C. floridanum gain interspecific competitive advantage over other competitors, including Glyptapanteles pallipes and Microplitis demolitor, primarily due to the presence of their soldier caste, whose fitness is limited to the survival of their clonal siblings. Uka et al. studied the interspecific competition between C. floridanum male broods and G. pallipes in order to elucidate the defensive strategies of the former group. The C. floridanum progeny survival rate was greater than that of G. pallipes, regardless of the interval of oviposition. C. floridanum gains a competitive advantage through its ability to physiologically suppress or putatively attack its adversaries. First off, they secrete a physiologically suppressive factor from in their labial glands as embryos or even in the tissue of the host and steadily supplied to the hemolymph. This toxic factor causes damage to G. pallipes larvae and ultimately leads to death. More specifically, C. floridanum induces a delay in competitor maturation, along with generating paralysis and weakness (Uki). Physical attack, on the other hand, has not been proven to be effective as a means of killing competitors.

===Cellular compatibility of wasp within host===
The morula-stage embryo of C. floridanum invades the embryo of the host, utilizing adherent junctions to host cells. This is an effective evolutionary strategy, as other approaches could leave obvious wounds on the host cells, alerting competitors to the presence of this wasp species. As a result, these embryos can invade a phylogenetically distant host embryo (the moth) by taking advantage of the compatibility of its cells with host tissues.

===Kin discrimination===
During larval development, an extraembryonic membrane surrounds each organism during maturation with the caterpillar host. A series of experiments performed by Giron and Strand proved that this membrane serves as the cue for kin selection; they demonstrated that attack rates were less common with kinship when the membrane was present. When the membrane was removed, attack rates between kin increased. This study additionally demonstrated how the membrane functions as a cue for kin discrimination by switching the membranes between larvae. Researchers found that the soldiers were fooled into not killing relatively unrelated larvae that were encased by a transplanted membrane.

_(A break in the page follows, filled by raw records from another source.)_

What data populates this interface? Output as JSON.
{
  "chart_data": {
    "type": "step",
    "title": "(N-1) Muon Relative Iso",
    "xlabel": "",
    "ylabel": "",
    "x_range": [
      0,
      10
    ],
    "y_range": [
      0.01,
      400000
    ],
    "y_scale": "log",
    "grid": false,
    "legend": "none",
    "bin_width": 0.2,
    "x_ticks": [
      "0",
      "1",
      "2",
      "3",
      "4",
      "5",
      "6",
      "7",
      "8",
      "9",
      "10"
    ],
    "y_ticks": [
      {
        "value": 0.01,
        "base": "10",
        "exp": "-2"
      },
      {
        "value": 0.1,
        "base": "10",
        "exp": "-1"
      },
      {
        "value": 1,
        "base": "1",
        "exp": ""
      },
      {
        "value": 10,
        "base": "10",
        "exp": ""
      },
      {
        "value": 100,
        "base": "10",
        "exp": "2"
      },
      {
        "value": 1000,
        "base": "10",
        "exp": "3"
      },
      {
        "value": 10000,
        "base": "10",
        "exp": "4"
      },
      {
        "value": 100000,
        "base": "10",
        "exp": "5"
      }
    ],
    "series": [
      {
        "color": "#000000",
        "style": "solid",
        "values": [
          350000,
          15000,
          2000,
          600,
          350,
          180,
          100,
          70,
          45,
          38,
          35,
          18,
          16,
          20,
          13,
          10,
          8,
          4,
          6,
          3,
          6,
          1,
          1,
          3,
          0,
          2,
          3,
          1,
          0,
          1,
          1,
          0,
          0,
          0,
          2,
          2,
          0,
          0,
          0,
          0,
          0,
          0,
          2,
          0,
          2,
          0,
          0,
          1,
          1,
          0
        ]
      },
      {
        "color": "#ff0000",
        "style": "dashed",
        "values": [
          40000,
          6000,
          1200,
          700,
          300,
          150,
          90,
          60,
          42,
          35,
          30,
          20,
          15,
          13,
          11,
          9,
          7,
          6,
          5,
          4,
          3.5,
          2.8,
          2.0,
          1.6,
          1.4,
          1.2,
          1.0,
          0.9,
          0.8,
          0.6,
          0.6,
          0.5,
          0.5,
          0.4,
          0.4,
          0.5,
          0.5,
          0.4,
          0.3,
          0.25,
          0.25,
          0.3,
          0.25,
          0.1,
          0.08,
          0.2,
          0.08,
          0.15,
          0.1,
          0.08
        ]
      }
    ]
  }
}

===Caste-based identity: genetic and development influences===
Recently, studies have been conducted to identify differentially expressed genes in C. floridanum castes that code for identifiable ions and proteins that the sterile soldiers, for instance, share. Soldiers and reproductive larvae express enzymes with the differential usage of proteinase inhibitors and ribosomal proteins. More specifically, odorant binding proteins (OBPs) are utilized for kin recognition, along with the likely usage of toxin-like and SP genes in the ability of soldiers to murder competitors or as immune defense against potential pathogens. The host's molting cycle plays a significant role in determining the identity of precocious and reproductive larvae. More specifically, the C. floridanum young mature in synchrony with specific phases within the moth's molting cycle. In the early stages of embryonic development, changes within the host's developmental program intrinsically influence caste determination.